I wish someone would measure both the ɯ and a of Turkish in the speech of someone with a fairly conservative pronunciation, perhaps Zeki Müren or someone like that. I would like to know how back those phones are.
Lucid, original and thought-provoking as always.
Indeed. Isn’t this one of the most majestic blogs out there? Phenomenal.
Thanks for the kind words, Mitko.
It seems fair to say that the main articulatory difference between i and y is generally in the lips. But defining vowels in terms of old articulatory notions isn’t my idea of “teaching phonetics”!
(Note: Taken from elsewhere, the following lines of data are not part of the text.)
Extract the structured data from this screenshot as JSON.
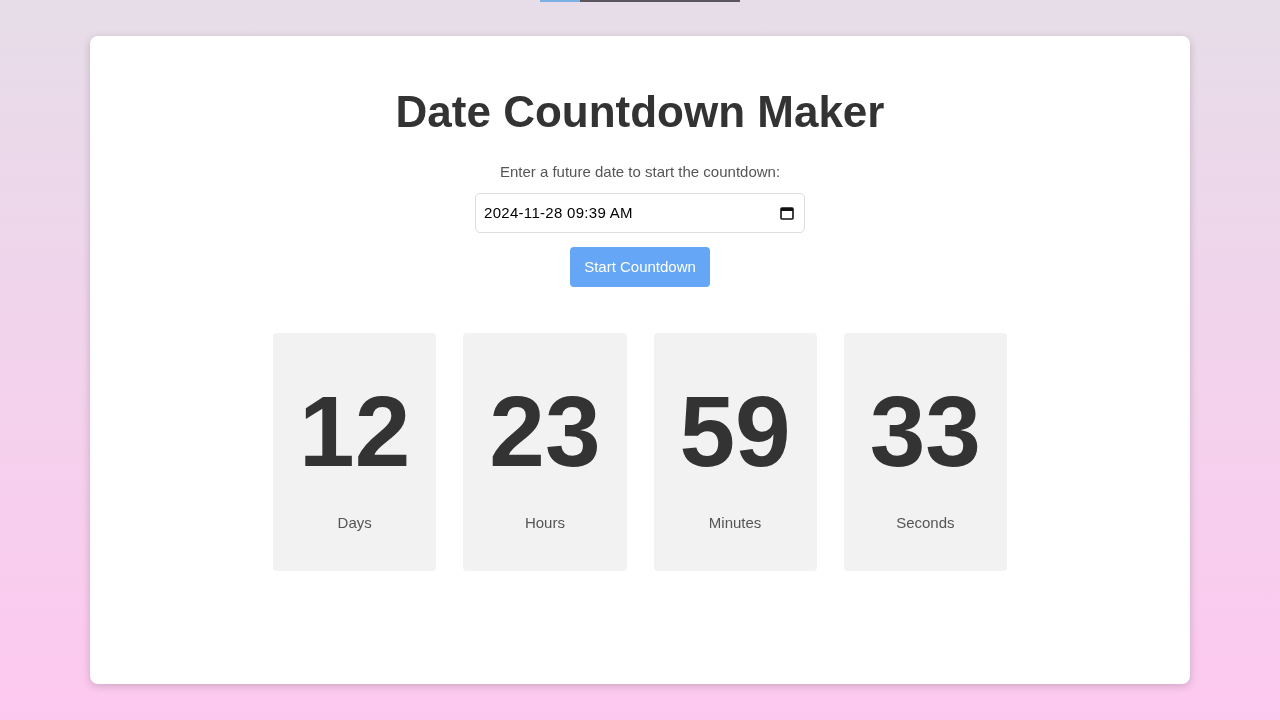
{
  "progress": {
    "level": 0.2
  },
  "title": "Date Countdown Maker",
  "prompt": "Enter a future date to start the countdown:",
  "date_input": {
    "value": "2024-11-28 09:39 AM"
  },
  "start_button": {
    "label": "Start Countdown"
  },
  "countdown": [
    {
      "value": "12",
      "unit": "Days"
    },
    {
      "value": "23",
      "unit": "Hours"
    },
    {
      "value": "59",
      "unit": "Minutes"
    },
    {
      "value": "33",
      "unit": "Seconds"
    }
  ]
}
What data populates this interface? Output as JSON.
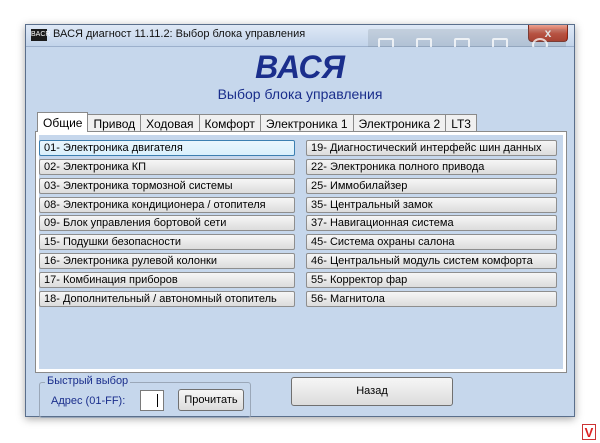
{
  "window": {
    "title": "ВАСЯ диагност 11.11.2:  Выбор блока управления",
    "app_icon_text": "BACR",
    "close_glyph": "x"
  },
  "header": {
    "title": "ВАСЯ",
    "subtitle": "Выбор блока управления"
  },
  "tabs": [
    {
      "label": "Общие",
      "active": true
    },
    {
      "label": "Привод"
    },
    {
      "label": "Ходовая"
    },
    {
      "label": "Комфорт"
    },
    {
      "label": "Электроника 1"
    },
    {
      "label": "Электроника 2"
    },
    {
      "label": "LT3"
    }
  ],
  "modules_left": [
    "01- Электроника двигателя",
    "02- Электроника КП",
    "03- Электроника тормозной системы",
    "08- Электроника кондиционера / отопителя",
    "09- Блок управления бортовой сети",
    "15- Подушки безопасности",
    "16- Электроника рулевой колонки",
    "17- Комбинация приборов",
    "18- Дополнительный / автономный отопитель"
  ],
  "modules_right": [
    "19- Диагностический интерфейс шин данных",
    "22- Электроника полного привода",
    "25- Иммобилайзер",
    "35- Центральный замок",
    "37- Навигационная система",
    "45- Система охраны салона",
    "46- Центральный модуль систем комфорта",
    "55- Корректор фар",
    "56- Магнитола"
  ],
  "quick_select": {
    "legend": "Быстрый выбор",
    "address_label": "Адрес (01-FF):",
    "address_value": "",
    "read_button": "Прочитать"
  },
  "back_button": "Назад",
  "watermark": "V"
}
I don’t know about MRI shots; real research on articulation is hard to do and relatively scarce, while acoustic research is relatively abundant and/or easy to do.
Another post that has sent a lot of what I thought I knew down the drain… Well, erm… thanks, Geoff? 😉
Seriously though, thanks for opening my eyes again… 🙂 Keep posting!
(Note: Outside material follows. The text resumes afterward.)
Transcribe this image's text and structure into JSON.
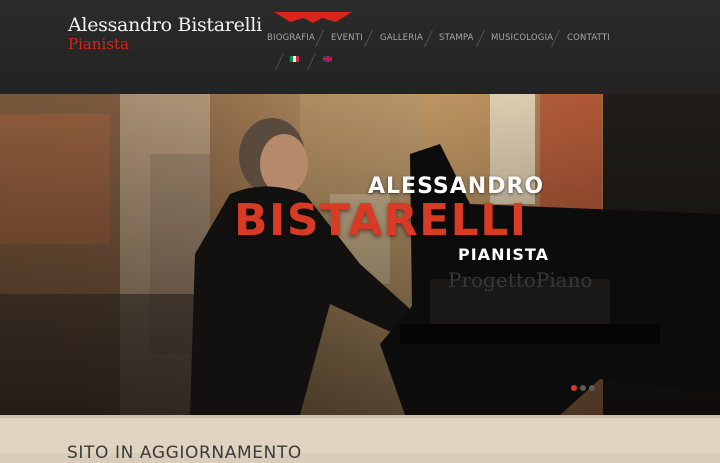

You may also be interested in using VocalTractLab for higher sound quality and better articulation control than Praat. Version 2.1 is presently out.
Your article leaves a false impression that the secondary cardinals came far after Bell’s time. They are very much part of Bell’s original 36 vowels; 18 rounded, 18 unrounded. Bell also has a more meaningful distinction for “centralized” vowels. Rather than just vowels that appear in the center of the vowel space; the mixed vowels of Bell are distinct because the tip of the tongue is raised creating a second air restriction in addition to one towards the velum.
What Bell lacks that MRIs, Xrays, and Articulation synthesizers provide is that idea low F1s come from constriction in the back of the throat, and high F1s are from wide openings in the back of the throat; not really a jaw issue as Jones implied it was. Other than this pharyngeal chamber oversight/omission, I find Bell’s articulations/drawings just as meaningful today and more instructive than Jones 4 xrays. The high front [i] is more forward than the backless Bell drawing leaves the impression of though.
Am new to phonetics but I found this fascinating
I disagree with the way /a/ is treated here. Why is it treated as a low-central vowel, and, more importantly, why are the low-front vowel [a] and low-central vowel [ä] merged as though they were the same vowel sound? The low-front vowel is the vowel used in ‘trap’ in SSBE. The low-central vowel, however, is the sound found in Australian English ‘palm’ (and in a vast number of other languages). The two are similar but not identical. And I would not use ‘ɐ’ to describe the low-central vowel, because ɐ is a little higher; it describes the vowel of ‘strut’ in certain kinds of southern English.
I do not think that the IPA vowel chart is crowded… On the contrary, I think that 42 vowel symbols are necessary to capture all the fine differences in pronunciation across languages and accents. In fact, the problem with IPA is that it doesn’t have a dedicated symbol for each ‘slot’, but uses diacritics or lowering symbols instead. Phoneticians usually avoid these marks, instead choosing their symbols not for phonetic accuracy, but for orthographic convenience, and this distorts the phonetic accuracy of their transcriptions. For those of us who are interested in phonetics (as opposed to phonemic analysis) and actually learning accents (instead of describing them on paper), the practice of using very broad transcriptions is very frustrating indeed, especially when it’s done for no other reason than avoiding diacritics.
Thank you for the article. This was very interesting!
This and your video are both great. However, do you think you could make the notational variants clickable? Maybe not for [ə ~ ɜ] or [ɵ ~ ʉ], but having sounds for the others would be useful.